Reconstructive Interventions in Posttraumatic Deformities and Defects of a Cranioorbital Area

S.A. Eolchiyan, A.A. Potapov, M.G. Kataev, N.K. Serova, A.S. Karayan, V.V. Roginsky, I.N. Pronin,
V.O. Zakharov, A.V. Evseev

(Burdenko Research Institute of Neurosurgery of the Russian Academy of Medical Science, Moscow)

Cranioorbital injuries are one of the most complicated and frequent types of craniofacial trauma in neurosurgical practice. Trauma of a cranioorbital area is accompanied by simultaneous craniocerebral injury and results in damage of an orbit and its structures, a middle facial zone and accessory nasal sinuses. This circumstance conditions use of a definite algorithm of treatment. Its absence leads either to unjustified delay or unintentional refuse from surgical interventions on the visceral skull and orbit, which should be performed in an acute period, or aggressive debridement with removal of free-lying bone fragments and formation of extensive defects and deformities in a cranioorbital area. In its turn, it causes dystopia of an eyeball, oculomotor disorders and diplopia, cosmetic defects, being a cause of additional invalidism and lower quality of life.
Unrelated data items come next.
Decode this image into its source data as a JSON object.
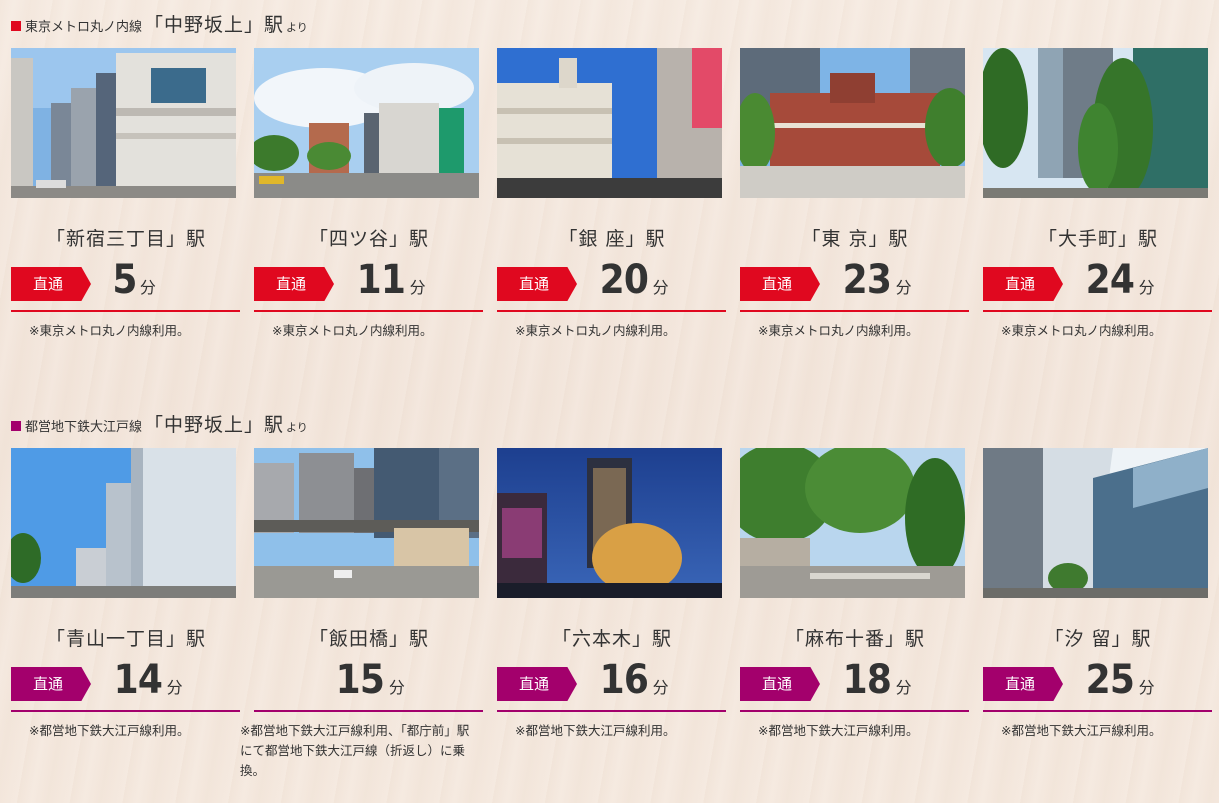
{
  "colors": {
    "metro": "#e0081f",
    "oedo": "#a3006c"
  },
  "sections": [
    {
      "line": "東京メトロ丸ノ内線",
      "station": "「中野坂上」駅",
      "from": "より",
      "direct": "直通",
      "cards": [
        {
          "name": "「新宿三丁目」駅",
          "minutes": "5",
          "unit": "分",
          "note": "※東京メトロ丸ノ内線利用。"
        },
        {
          "name": "「四ツ谷」駅",
          "minutes": "11",
          "unit": "分",
          "note": "※東京メトロ丸ノ内線利用。"
        },
        {
          "name": "「銀 座」駅",
          "minutes": "20",
          "unit": "分",
          "note": "※東京メトロ丸ノ内線利用。"
        },
        {
          "name": "「東 京」駅",
          "minutes": "23",
          "unit": "分",
          "note": "※東京メトロ丸ノ内線利用。"
        },
        {
          "name": "「大手町」駅",
          "minutes": "24",
          "unit": "分",
          "note": "※東京メトロ丸ノ内線利用。"
        }
      ]
    },
    {
      "line": "都営地下鉄大江戸線",
      "station": "「中野坂上」駅",
      "from": "より",
      "direct": "直通",
      "cards": [
        {
          "name": "「青山一丁目」駅",
          "minutes": "14",
          "unit": "分",
          "note": "※都営地下鉄大江戸線利用。"
        },
        {
          "name": "「飯田橋」駅",
          "minutes": "15",
          "unit": "分",
          "note": "※都営地下鉄大江戸線利用、「都庁前」駅にて都営地下鉄大江戸線（折返し）に乗換。"
        },
        {
          "name": "「六本木」駅",
          "minutes": "16",
          "unit": "分",
          "note": "※都営地下鉄大江戸線利用。"
        },
        {
          "name": "「麻布十番」駅",
          "minutes": "18",
          "unit": "分",
          "note": "※都営地下鉄大江戸線利用。"
        },
        {
          "name": "「汐 留」駅",
          "minutes": "25",
          "unit": "分",
          "note": "※都営地下鉄大江戸線利用。"
        }
      ]
    }
  ]
}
There were 134 patients (5-76 years old) with craniofacial trauma and its sequelae, operated in the Burdenko Institute of Neurosurgery in 1998-2001. All of them were subject to craniography, CT examination in axial and frontal planes. Planning of operations in complicated cases was carried out with application of three-dimensional CT and stereolithographic models. We performed 157 operations in 134 patients. There were 97 (62%) reconstructive operations on the skull and visceral skeleton. Other intra- (37) and extracranial (23) operations were performed in 60 patients.

We elaborated different types of reconstructive operations in traumatic deformities and defects of a cranioorbital area, based on application of an autobone and fixation with mini- and microplates and screws. Depending on a character and spread of injuries, as well as temporal parameters, we performed one- or multi-stage operations. Their goal was restoration of a forehead shape, contours and size of an orbit; elimination of hernial protrusion of brain substance into an orbit and separation of orbital structures from the skull cavity and/or accessory sinuses; reposition of eyeballs, restoration of their movements, elimination diplopia and preparation of an orbit for subsequent ophthalmoplasty.

A total number of reconstructive operations for deformities and defects of a cranioorbital area was equal to 87; 55 of them (63.2%) were interventions for bone defects and deformities of a frontoorbital area. Isolated deformities and defects of zygomaticoorbital and nasoorbital areas, walls of an orbit were eliminated during performing 32 (36.8%) out of 87 operations. Bone autografts, in particular splitted skull bones (28 cases), were used 34 patients during reconstructive interventions on a cranioorbital area. In case of absence of any communication between bone defect and accessory sinuses methyl methacrylate was used (17 cases). We managed to achieve satisfactory functional and cosmetic results in the majority of patients.

Optimum results can be attained in two cases: when primary reconstructive operations and neurosurgical interventions are performed simultaneously in an acute period or when the former are the second-stage operations, made in an early period of trauma after stabilization of a patient's general condition. Elimination of defects and deformities of a cranioorbital area in a remote period often requires repeated interventions for obtaining a satisfactory cosmetic and functional effect.